PUTRAJAYA, March 5 — The Transport Ministry is looking to resolve the conundrum that is the management of derelict vehicles, which minister Anthony Loke said is financially burdensome and time-consuming for local authorities.
He said it is common to spot such abandoned vehicles or their remnants in residential or commercial areas, leading to numerous complaints from the public as they are an eyesore and attract unwanted attention.
“Presently there is no clear standard operating procedures (SOP) to handle this problem, besides the councils having to move them to depots and then look for the owners,” Loke said after chairing the National Transportation Council meeting.
He added this could take up to one year, before the vehicle is finally disposed of.
“From 2014 to 2017 there were approximately 15,000 derelict vehicles managed by eight city or municipal authorities nationwide.
“They also have to spend money on renting depots to place the vehicles, purchase tow trucks to haul them there, and even place notices in the newspapers to that effect. Bear in mind, none of these generate any revenue for the local authorities,” Loke said.
A proposed SOP by the Housing and Local Government Ministry in today’s meeting may soon help to shorten the time period required to dispose of the vehicles.

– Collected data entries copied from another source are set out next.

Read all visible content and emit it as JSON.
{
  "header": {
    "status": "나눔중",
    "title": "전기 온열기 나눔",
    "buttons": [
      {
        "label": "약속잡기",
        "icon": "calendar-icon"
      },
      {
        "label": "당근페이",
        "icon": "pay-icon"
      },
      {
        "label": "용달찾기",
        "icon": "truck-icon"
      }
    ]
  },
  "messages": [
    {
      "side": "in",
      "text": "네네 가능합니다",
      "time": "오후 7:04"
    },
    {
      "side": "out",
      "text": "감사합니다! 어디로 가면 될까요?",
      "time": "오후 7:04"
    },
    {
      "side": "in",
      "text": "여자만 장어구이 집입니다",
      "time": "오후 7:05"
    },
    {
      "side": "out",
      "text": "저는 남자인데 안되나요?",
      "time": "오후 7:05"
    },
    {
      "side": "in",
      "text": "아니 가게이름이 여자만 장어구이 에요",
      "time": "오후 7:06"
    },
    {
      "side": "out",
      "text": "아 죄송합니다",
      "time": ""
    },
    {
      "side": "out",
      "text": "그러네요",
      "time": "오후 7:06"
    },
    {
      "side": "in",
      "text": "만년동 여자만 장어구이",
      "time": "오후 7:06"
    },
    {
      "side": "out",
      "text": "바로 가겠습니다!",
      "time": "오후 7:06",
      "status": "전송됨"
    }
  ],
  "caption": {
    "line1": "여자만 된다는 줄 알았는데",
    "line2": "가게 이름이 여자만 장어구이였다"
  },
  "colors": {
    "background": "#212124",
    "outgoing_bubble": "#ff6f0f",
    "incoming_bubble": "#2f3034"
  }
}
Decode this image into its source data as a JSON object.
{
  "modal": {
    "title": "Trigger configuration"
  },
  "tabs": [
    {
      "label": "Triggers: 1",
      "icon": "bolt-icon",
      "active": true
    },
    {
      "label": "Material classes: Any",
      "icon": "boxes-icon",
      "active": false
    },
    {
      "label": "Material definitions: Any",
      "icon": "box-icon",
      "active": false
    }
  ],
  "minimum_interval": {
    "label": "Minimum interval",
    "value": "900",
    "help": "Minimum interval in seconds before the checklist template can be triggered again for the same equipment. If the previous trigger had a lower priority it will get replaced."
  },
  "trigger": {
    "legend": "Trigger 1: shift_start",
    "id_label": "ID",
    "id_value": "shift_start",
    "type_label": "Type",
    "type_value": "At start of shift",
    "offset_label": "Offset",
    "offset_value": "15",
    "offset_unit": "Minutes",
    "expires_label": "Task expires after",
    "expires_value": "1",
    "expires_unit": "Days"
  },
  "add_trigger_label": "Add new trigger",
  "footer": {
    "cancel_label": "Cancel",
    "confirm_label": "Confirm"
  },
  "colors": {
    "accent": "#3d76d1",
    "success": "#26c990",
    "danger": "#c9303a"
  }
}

“We are still working out the processes, but the proposal will see the vehicles disposed of in less than 33 days instead of a year.

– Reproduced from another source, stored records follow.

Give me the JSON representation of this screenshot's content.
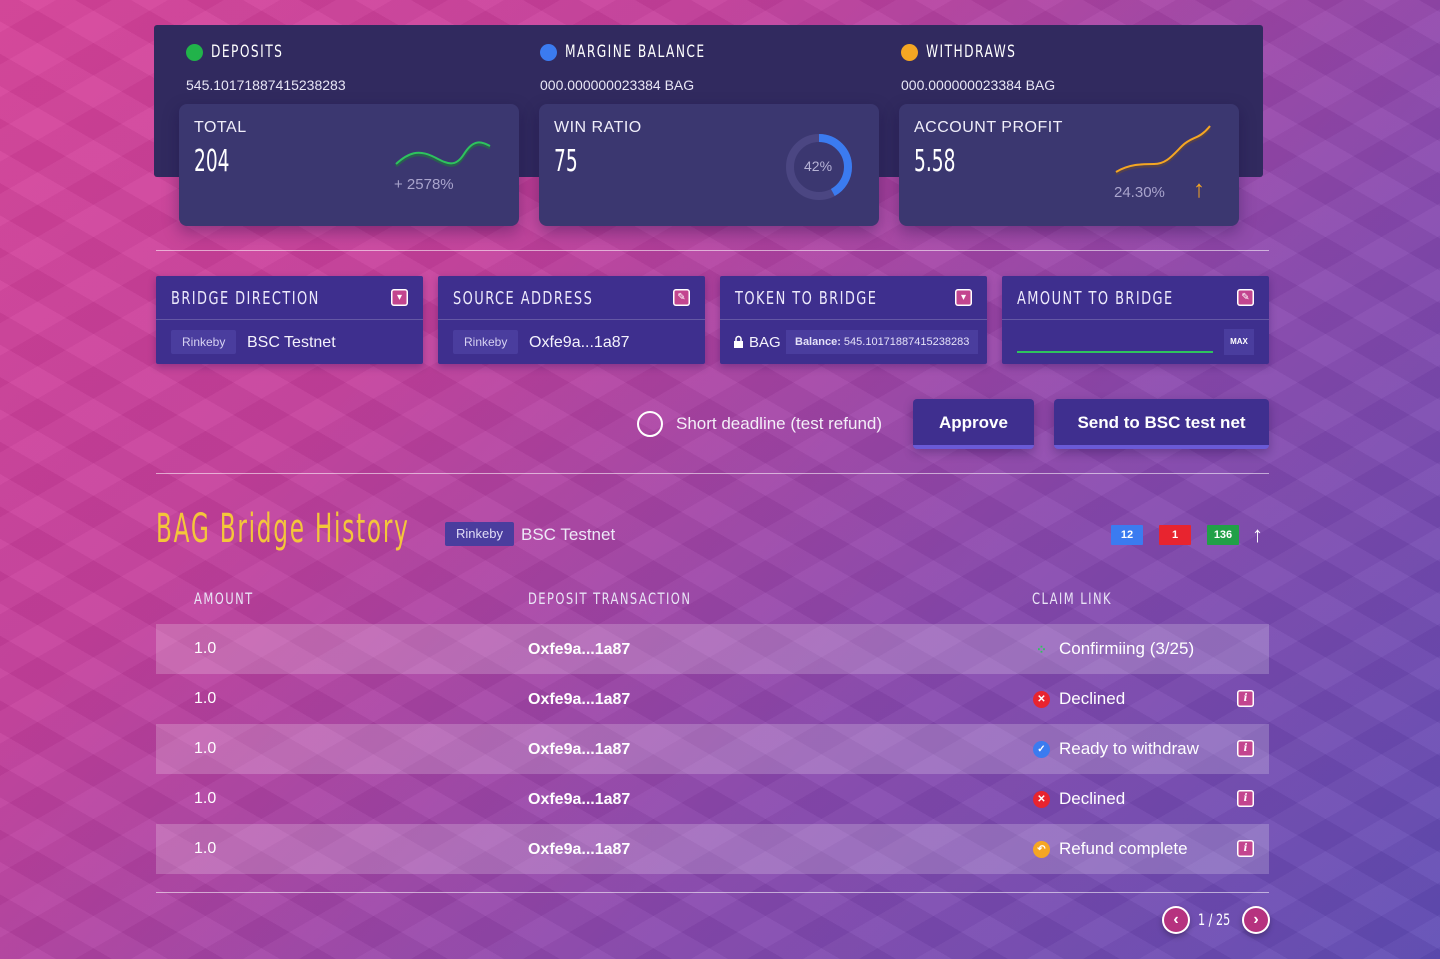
{
  "colors": {
    "deposits_dot": "#21b34a",
    "margin_dot": "#3b7bf0",
    "withdraws_dot": "#f5a623",
    "accent_yellow": "#f4c63a",
    "badge_blue": "#3b7bf0",
    "badge_red": "#e8242f",
    "badge_green": "#21a047"
  },
  "summary": {
    "deposits": {
      "title": "Deposits",
      "value": "545.10171887415238283"
    },
    "margin": {
      "title": "Margine Balance",
      "value": "000.000000023384 BAG"
    },
    "withdraws": {
      "title": "Withdraws",
      "value": "000.000000023384 BAG"
    }
  },
  "cards": {
    "total": {
      "label": "TOTAL",
      "value": "204",
      "sub": "+ 2578%"
    },
    "win_ratio": {
      "label": "WIN RATIO",
      "value": "75",
      "percent": 42,
      "percent_label": "42%"
    },
    "profit": {
      "label": "ACCOUNT PROFIT",
      "value": "5.58",
      "sub": "24.30%"
    }
  },
  "bridge": {
    "direction": {
      "title": "Bridge Direction",
      "from": "Rinkeby",
      "to": "BSC Testnet",
      "icon": "chevron-down-icon"
    },
    "source": {
      "title": "Source Address",
      "network": "Rinkeby",
      "address": "Oxfe9a...1a87",
      "icon": "edit-icon"
    },
    "token": {
      "title": "Token to Bridge",
      "token": "BAG",
      "balance_label": "Balance:",
      "balance_value": "545.10171887415238283",
      "icon": "chevron-down-icon"
    },
    "amount": {
      "title": "Amount to Bridge",
      "value": "",
      "max_label": "MAX",
      "icon": "edit-icon"
    }
  },
  "actions": {
    "deadline_label": "Short deadline (test refund)",
    "approve_label": "Approve",
    "send_label": "Send to BSC test net"
  },
  "history": {
    "title": "BAG Bridge History",
    "from": "Rinkeby",
    "to": "BSC Testnet",
    "badges": [
      "12",
      "1",
      "136"
    ],
    "columns": [
      "Amount",
      "Deposit Transaction",
      "Claim link"
    ],
    "rows": [
      {
        "amount": "1.0",
        "tx": "Oxfe9a...1a87",
        "status": "Confirmiing (3/25)",
        "icon": "loading-icon"
      },
      {
        "amount": "1.0",
        "tx": "Oxfe9a...1a87",
        "status": "Declined",
        "icon": "declined-icon"
      },
      {
        "amount": "1.0",
        "tx": "Oxfe9a...1a87",
        "status": "Ready to withdraw",
        "icon": "check-icon"
      },
      {
        "amount": "1.0",
        "tx": "Oxfe9a...1a87",
        "status": "Declined",
        "icon": "declined-icon"
      },
      {
        "amount": "1.0",
        "tx": "Oxfe9a...1a87",
        "status": "Refund complete",
        "icon": "refund-icon"
      }
    ],
    "pagination": "1 / 25"
  }
}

“Once it is finalised, it will be brought to Cabinet for discussion sometime next month, then to the National Local Government Council in June. All in all it is expected to be implemented by July,” he said.
Loke said the new SOP will also mean local authorities can form Seized Assets Disposal Committees by themselves to handle the vehicles.
“As the SOP is retroactive, applying to vehicles seized before it comes into effect, we expect the process of disposing or scrapping them to become much faster this way,” he said.